Contains various assertions.



### `console.log`



Usage follows the same format as [Hardhat](https://hardhat.org/hardhat-network/reference/#console-log).

It's recommended to use `console2.sol` as shown below, as this will show the decoded logs in Forge traces.



```solidity

// import it indirectly via Test.sol

import "forge-std/Test.sol";

// or directly import it

import "forge-std/console2.sol";

...

console2.log(someValue);

```



If you need compatibility with Hardhat, you must use the standard `console.sol` instead.
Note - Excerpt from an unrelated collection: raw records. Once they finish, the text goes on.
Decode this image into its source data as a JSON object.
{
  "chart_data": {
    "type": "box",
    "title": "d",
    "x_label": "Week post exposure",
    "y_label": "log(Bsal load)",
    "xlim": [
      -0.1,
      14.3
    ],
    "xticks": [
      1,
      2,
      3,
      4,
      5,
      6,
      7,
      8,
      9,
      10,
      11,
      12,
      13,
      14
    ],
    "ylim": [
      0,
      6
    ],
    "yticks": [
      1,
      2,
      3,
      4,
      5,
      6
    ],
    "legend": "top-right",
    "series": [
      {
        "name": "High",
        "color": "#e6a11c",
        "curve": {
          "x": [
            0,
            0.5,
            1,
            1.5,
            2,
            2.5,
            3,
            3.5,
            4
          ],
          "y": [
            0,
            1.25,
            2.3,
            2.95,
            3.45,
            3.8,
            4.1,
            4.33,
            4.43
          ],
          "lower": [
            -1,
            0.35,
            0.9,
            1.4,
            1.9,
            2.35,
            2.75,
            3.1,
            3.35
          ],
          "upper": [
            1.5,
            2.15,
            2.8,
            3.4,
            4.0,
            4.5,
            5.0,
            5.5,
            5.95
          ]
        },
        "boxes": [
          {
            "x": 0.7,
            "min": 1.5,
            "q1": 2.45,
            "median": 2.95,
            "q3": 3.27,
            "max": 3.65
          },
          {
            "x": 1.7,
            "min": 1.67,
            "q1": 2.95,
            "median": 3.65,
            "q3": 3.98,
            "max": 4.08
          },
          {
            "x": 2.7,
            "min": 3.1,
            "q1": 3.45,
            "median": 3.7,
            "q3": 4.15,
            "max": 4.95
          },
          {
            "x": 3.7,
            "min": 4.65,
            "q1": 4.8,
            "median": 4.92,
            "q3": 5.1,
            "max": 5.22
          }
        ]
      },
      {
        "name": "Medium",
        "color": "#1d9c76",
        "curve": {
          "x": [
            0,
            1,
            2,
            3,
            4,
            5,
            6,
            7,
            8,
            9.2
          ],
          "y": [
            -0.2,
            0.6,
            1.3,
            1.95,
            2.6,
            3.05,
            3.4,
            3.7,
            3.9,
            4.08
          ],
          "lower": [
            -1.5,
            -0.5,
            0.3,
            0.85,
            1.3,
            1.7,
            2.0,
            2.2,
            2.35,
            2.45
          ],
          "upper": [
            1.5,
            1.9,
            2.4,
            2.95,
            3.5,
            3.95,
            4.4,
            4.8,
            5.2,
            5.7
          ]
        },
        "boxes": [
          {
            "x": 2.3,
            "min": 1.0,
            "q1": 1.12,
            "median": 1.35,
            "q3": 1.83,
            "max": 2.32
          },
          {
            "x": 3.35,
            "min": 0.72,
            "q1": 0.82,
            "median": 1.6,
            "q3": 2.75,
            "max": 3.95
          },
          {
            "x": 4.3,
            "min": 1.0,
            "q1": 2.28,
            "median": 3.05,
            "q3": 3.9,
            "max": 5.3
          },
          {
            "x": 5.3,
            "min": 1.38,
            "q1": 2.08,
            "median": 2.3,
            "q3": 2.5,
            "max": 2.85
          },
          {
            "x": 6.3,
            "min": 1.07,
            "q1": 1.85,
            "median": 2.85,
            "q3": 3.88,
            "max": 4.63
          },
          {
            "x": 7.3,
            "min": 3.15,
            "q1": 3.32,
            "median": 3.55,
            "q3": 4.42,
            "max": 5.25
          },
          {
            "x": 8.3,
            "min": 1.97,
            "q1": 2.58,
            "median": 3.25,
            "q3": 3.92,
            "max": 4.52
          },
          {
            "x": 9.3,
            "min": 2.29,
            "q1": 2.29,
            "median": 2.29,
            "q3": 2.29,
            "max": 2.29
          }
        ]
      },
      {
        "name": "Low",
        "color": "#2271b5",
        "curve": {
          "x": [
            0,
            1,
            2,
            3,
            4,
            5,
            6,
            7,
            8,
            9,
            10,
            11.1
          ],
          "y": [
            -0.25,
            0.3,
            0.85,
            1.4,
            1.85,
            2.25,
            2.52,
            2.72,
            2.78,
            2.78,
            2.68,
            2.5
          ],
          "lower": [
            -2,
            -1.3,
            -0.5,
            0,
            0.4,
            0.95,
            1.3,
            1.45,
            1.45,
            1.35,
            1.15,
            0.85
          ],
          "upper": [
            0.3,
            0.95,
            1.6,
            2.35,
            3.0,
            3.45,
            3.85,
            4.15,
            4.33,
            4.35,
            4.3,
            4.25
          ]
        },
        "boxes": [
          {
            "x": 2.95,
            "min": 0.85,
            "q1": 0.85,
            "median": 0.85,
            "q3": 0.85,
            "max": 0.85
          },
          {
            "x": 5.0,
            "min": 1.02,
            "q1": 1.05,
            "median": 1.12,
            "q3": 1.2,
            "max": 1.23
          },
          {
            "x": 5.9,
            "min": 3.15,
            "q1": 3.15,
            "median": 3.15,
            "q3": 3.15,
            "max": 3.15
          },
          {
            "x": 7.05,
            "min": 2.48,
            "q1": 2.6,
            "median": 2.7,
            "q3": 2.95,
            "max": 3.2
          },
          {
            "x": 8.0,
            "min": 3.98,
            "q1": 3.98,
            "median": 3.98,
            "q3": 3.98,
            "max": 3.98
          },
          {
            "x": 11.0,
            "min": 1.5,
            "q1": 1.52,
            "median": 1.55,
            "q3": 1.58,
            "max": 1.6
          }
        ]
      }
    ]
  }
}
Due to a bug in `console.sol`, logs that use `uint256` or `int256` types will not be properly decoded in Forge traces.



```solidity

// import it indirectly via Test.sol

import "forge-std/Test.sol";

// or directly import it

import "forge-std/console.sol";

...

console.log(someValue);

```



## License



Forge Standard Library is offered under either [MIT](LICENSE-MIT) or [Apache 2.0](LICENSE-APACHE) license.